Yang-Dwyer asked again if it would be possible to pass the costs on.

“We would have to change the zoning regulations to do that. In fact, conservation does that on rare occasions,” he said. “… The Zoning Commission is looking at that right now.”

It’s just the start of the conversation, he said, guessing that it might happen in six months. It would require a public hearing, he said.


5 responses to “BJ’s-inspired concern spurring Zoning action”

  1. EDR

    Peer review is nothing more than a slap in the face to the city’s staff. More consultants to waste time in tellng you what you already know. The same nonsense went on with the master plan that took 20 years to complete.

    The post construction traffic analysis that ihas been done for the past 15 years or so on new developments is an excellent check iof the work that is submitted with the original application. If any of the original traffic analysies were incorrect on commercial projects suspect that we would have heard about it already.

    I suspect this is nothing more than a veiled personal attack.

  2. Betsy Wrenn

    “Having additional expert analysis … might slow development… so far Norwalk has … not found a problem with the traffic studies we’ve gotten.”

    Our Zoning Director, Mike Greene seems to worry more about inconveniencing developers than insuring sensible planning and the best quality of life possible for Norwalk.

    I used to wonder whose bright idea was it to allow a Dunkin Donuts drive-thru at the congested intersection of Main Av & Rt 123? Hands down, one of the best examples of mindless planning ever, but hey, at least Dunkin’ wasn’t inconvenienced.

    Norwalk deserve better.

  3. Suzanne

    You bet, Betsy. It occurs to me when we were facing an unwanted development in our community, those who were objecting on the basis of traffic and the environment had to hire, money out of pocket, to “peer review” the city’s developer-first process. Even with an experienced attorney, the developer had been allowed many under the radar committee meetings and permits before the community even knew what was going on. Slowing down the process to check the efficacy of a given development strikes me as a wise plan given the haphazard way in which Norwalk is being developed now (the Dunkin Donuts fiasco is a very good example.) The fact that Norwalk develops faster?
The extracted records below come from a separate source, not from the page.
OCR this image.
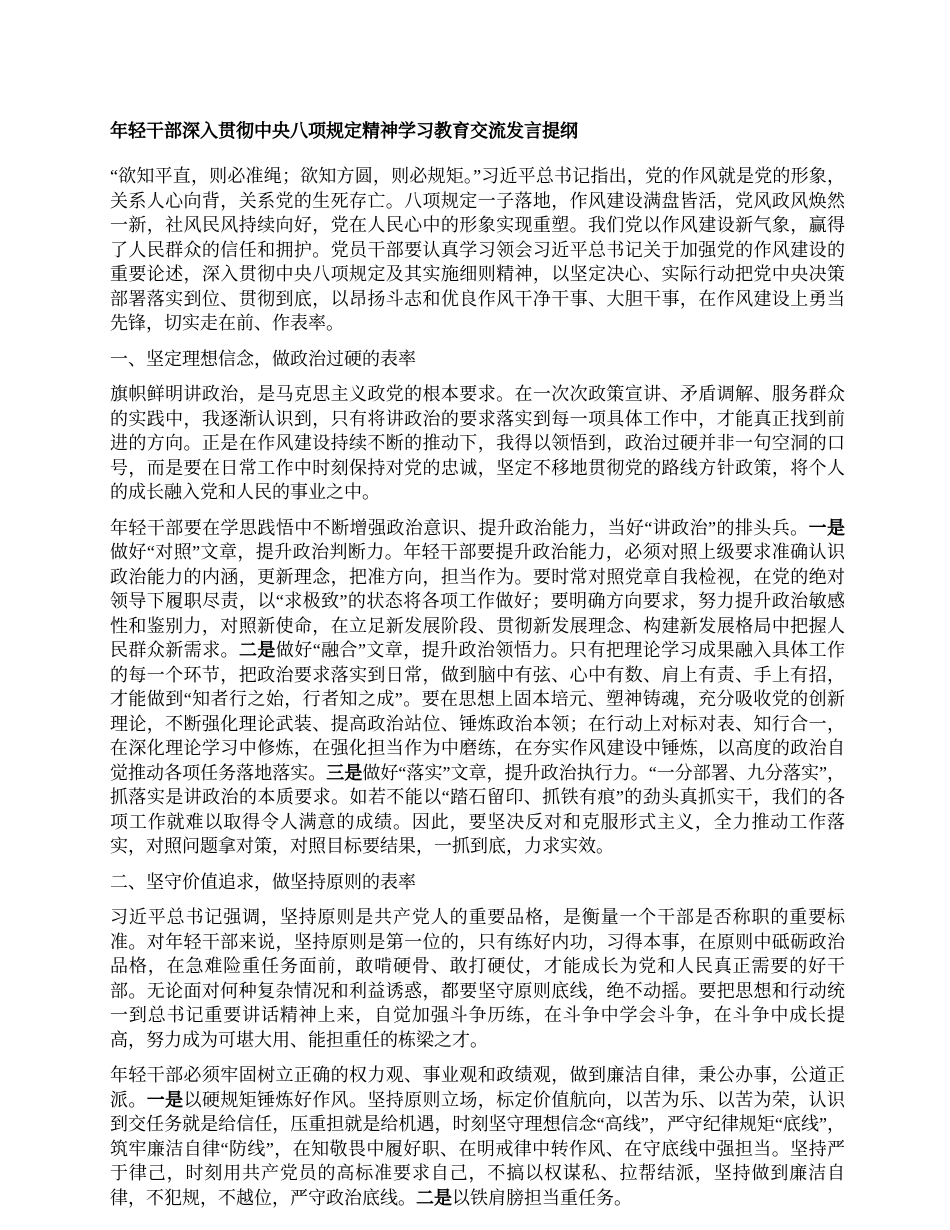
年轻干部深入贯彻中央八项规定精神学习教育交流发言提纲

“欲知平直，则必准绳；欲知方圆，则必规矩。”习近平总书记指出，党的作风就是党的形象，关系人心向背，关系党的生死存亡。八项规定一子落地，作风建设满盘皆活，党风政风焕然一新，社风民风持续向好，党在人民心中的形象实现重塑。我们党以作风建设新气象，赢得了人民群众的信任和拥护。党员干部要认真学习领会习近平总书记关于加强党的作风建设的重要论述，深入贯彻中央八项规定及其实施细则精神，以坚定决心、实际行动把党中央决策部署落实到位、贯彻到底，以昂扬斗志和优良作风干净干事、大胆干事，在作风建设上勇当先锋，切实走在前、作表率。

一、坚定理想信念，做政治过硬的表率

旗帜鲜明讲政治，是马克思主义政党的根本要求。在一次次政策宣讲、矛盾调解、服务群众的实践中，我逐渐认识到，只有将讲政治的要求落实到每一项具体工作中，才能真正找到前进的方向。正是在作风建设持续不断的推动下，我得以领悟到，政治过硬并非一句空洞的口号，而是要在日常工作中时刻保持对党的忠诚，坚定不移地贯彻党的路线方针政策，将个人的成长融入党和人民的事业之中。

年轻干部要在学思践悟中不断增强政治意识、提升政治能力，当好“讲政治”的排头兵。一是做好“对照”文章，提升政治判断力。年轻干部要提升政治能力，必须对照上级要求准确认识政治能力的内涵，更新理念，把准方向，担当作为。要时常对照党章自我检视，在党的绝对领导下履职尽责，以“求极致”的状态将各项工作做好；要明确方向要求，努力提升政治敏感性和鉴别力，对照新使命，在立足新发展阶段、贯彻新发展理念、构建新发展格局中把握人民群众新需求。二是做好“融合”文章，提升政治领悟力。只有把理论学习成果融入具体工作的每一个环节，把政治要求落实到日常，做到脑中有弦、心中有数、肩上有责、手上有招，才能做到“知者行之始，行者知之成”。要在思想上固本培元、塑神铸魂，充分吸收党的创新理论，不断强化理论武装、提高政治站位、锤炼政治本领；在行动上对标对表、知行合一，在深化理论学习中修炼，在强化担当作为中磨练，在夯实作风建设中锤炼，以高度的政治自觉推动各项任务落地落实。三是做好“落实”文章，提升政治执行力。“一分部署、九分落实”，抓落实是讲政治的本质要求。如若不能以“踏石留印、抓铁有痕”的劲头真抓实干，我们的各项工作就难以取得令人满意的成绩。因此，要坚决反对和克服形式主义，全力推动工作落实，对照问题拿对策，对照目标要结果，一抓到底，力求实效。

二、坚守价值追求，做坚持原则的表率

习近平总书记强调，坚持原则是共产党人的重要品格，是衡量一个干部是否称职的重要标准。对年轻干部来说，坚持原则是第一位的，只有练好内功，习得本事，在原则中砥砺政治品格，在急难险重任务面前，敢啃硬骨、敢打硬仗，才能成长为党和人民真正需要的好干部。无论面对何种复杂情况和利益诱惑，都要坚守原则底线，绝不动摇。要把思想和行动统一到总书记重要讲话精神上来，自觉加强斗争历练，在斗争中学会斗争，在斗争中成长提高，努力成为可堪大用、能担重任的栋梁之才。

年轻干部必须牢固树立正确的权力观、事业观和政绩观，做到廉洁自律，秉公办事，公道正派。一是以硬规矩锤炼好作风。坚持原则立场，标定价值航向，以苦为乐、以苦为荣，认识到交任务就是给信任，压重担就是给机遇，时刻坚守理想信念“高线”，严守纪律规矩“底线”，筑牢廉洁自律“防线”，在知敬畏中履好职、在明戒律中转作风、在守底线中强担当。坚持严于律己，时刻用共产党员的高标准要求自己，不搞以权谋私、拉帮结派，坚持做到廉洁自律，不犯规，不越位，严守政治底线。二是以铁肩膀担当重任务。
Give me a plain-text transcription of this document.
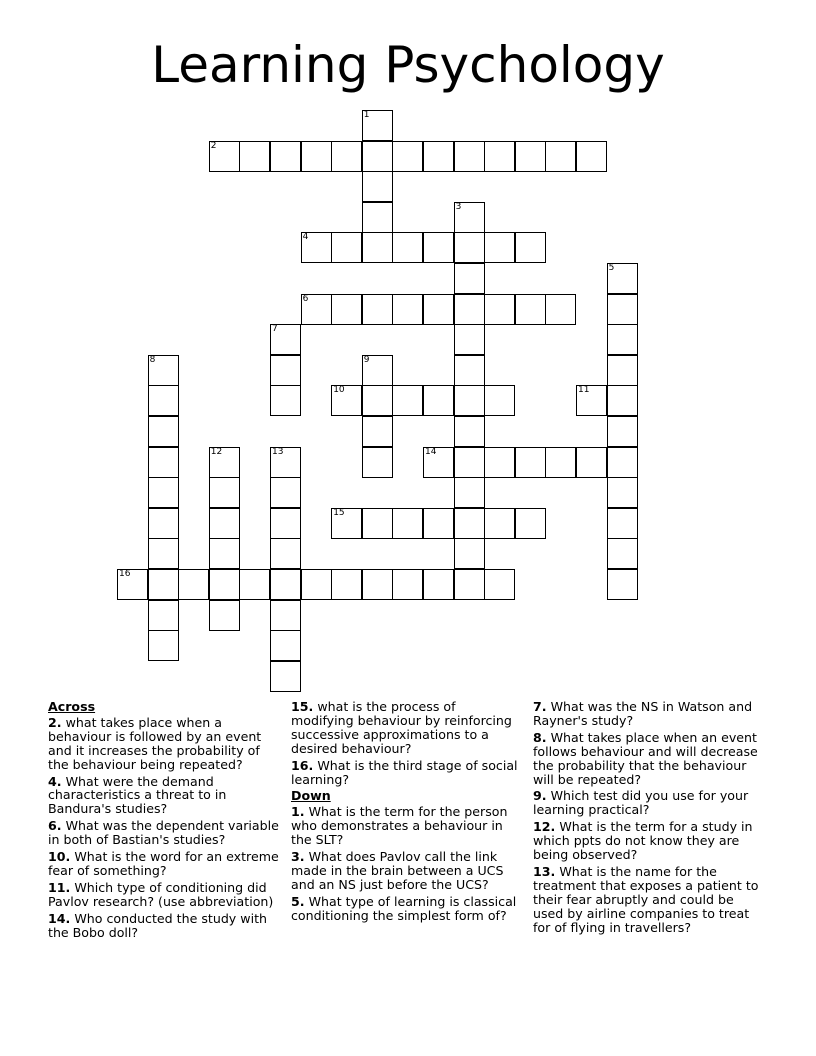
Learning Psychology
1
2
3
4
5
6
7
8	9
10	11
12	13	14
15
16
Across
2. what takes place when a behaviour is followed by an event and it increases the probability of the behaviour being repeated?
4. What were the demand characteristics a threat to in Bandura's studies?
6. What was the dependent variable in both of Bastian's studies?
10. What is the word for an extreme fear of something?
11. Which type of conditioning did Pavlov research? (use abbreviation)
14. Who conducted the study with the Bobo doll?
15. what is the process of modifying behaviour by reinforcing successive approximations to a desired behaviour?
16. What is the third stage of social learning?
Down
1. What is the term for the person who demonstrates a behaviour in the SLT?
3. What does Pavlov call the link made in the brain between a UCS and an NS just before the UCS?
5. What type of learning is classical conditioning the simplest form of?
7. What was the NS in Watson and Rayner's study?
8. What takes place when an event follows behaviour and will decrease the probability that the behaviour will be repeated?
9. Which test did you use for your learning practical?
12. What is the term for a study in which ppts do not know they are being observed?
13. What is the name for the treatment that exposes a patient to their fear abruptly and could be used by airline companies to treat for of flying in travellers?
Why is that a badge of honor? There are very good reasons that other municipalities have peer review and it’s not to insult City employees. Rather, complicated projects reviewed by an expert, fresh set of eyes can, ultimately save on resources and possible oversights that often occur on development projects. It should be considered a team effort not the animosity filled process Mr. Greene describes.

  4. jlightfield

    @Betsy Wrenn and @Suzanne, the Zoning Commission did not review the Dunkin Donuts at the corner of New Canaan and Main Ave. because:
    a) the area is zoned for commercial use
    b) the Dunkin Donuts merely moved across the street
    c) the building was a former brake shop and the curb cuts were pre-existing
    d) the zoning department asked CONNDOT to review the traffic impact, which everyone knew was problematic and they made no recommendations to either remove a curb cut, or disallow the application.
    Subsequently, Zoning has attempted every effort to reduce curb cuts on busy streets, and encourage shared parking by linking strip mall parking lots with interior access.
    The former Hour building on Main Ave. is a good example of reducing curb cuts, and the CVS and TD Bank on Westport Ave, is a good example of linked lots with interior sidewalks. We were unable to convince Mr. Shower Door and Raymour Flannigan to have a single shared curb cut and traffic signal. .
    On State Roads, CONNDOT has a say on final curb cut layouts.

  5. Suzanne

    A brake shop calls for far less traffic into a confusing and dangerous intersection than a Dunkin Donuts. Being “merely moved across the street”, took a relatively safe exit/entrance location into a quagmire of directions and lights. That there were pre-existing curb cuts should not have trumped common sense.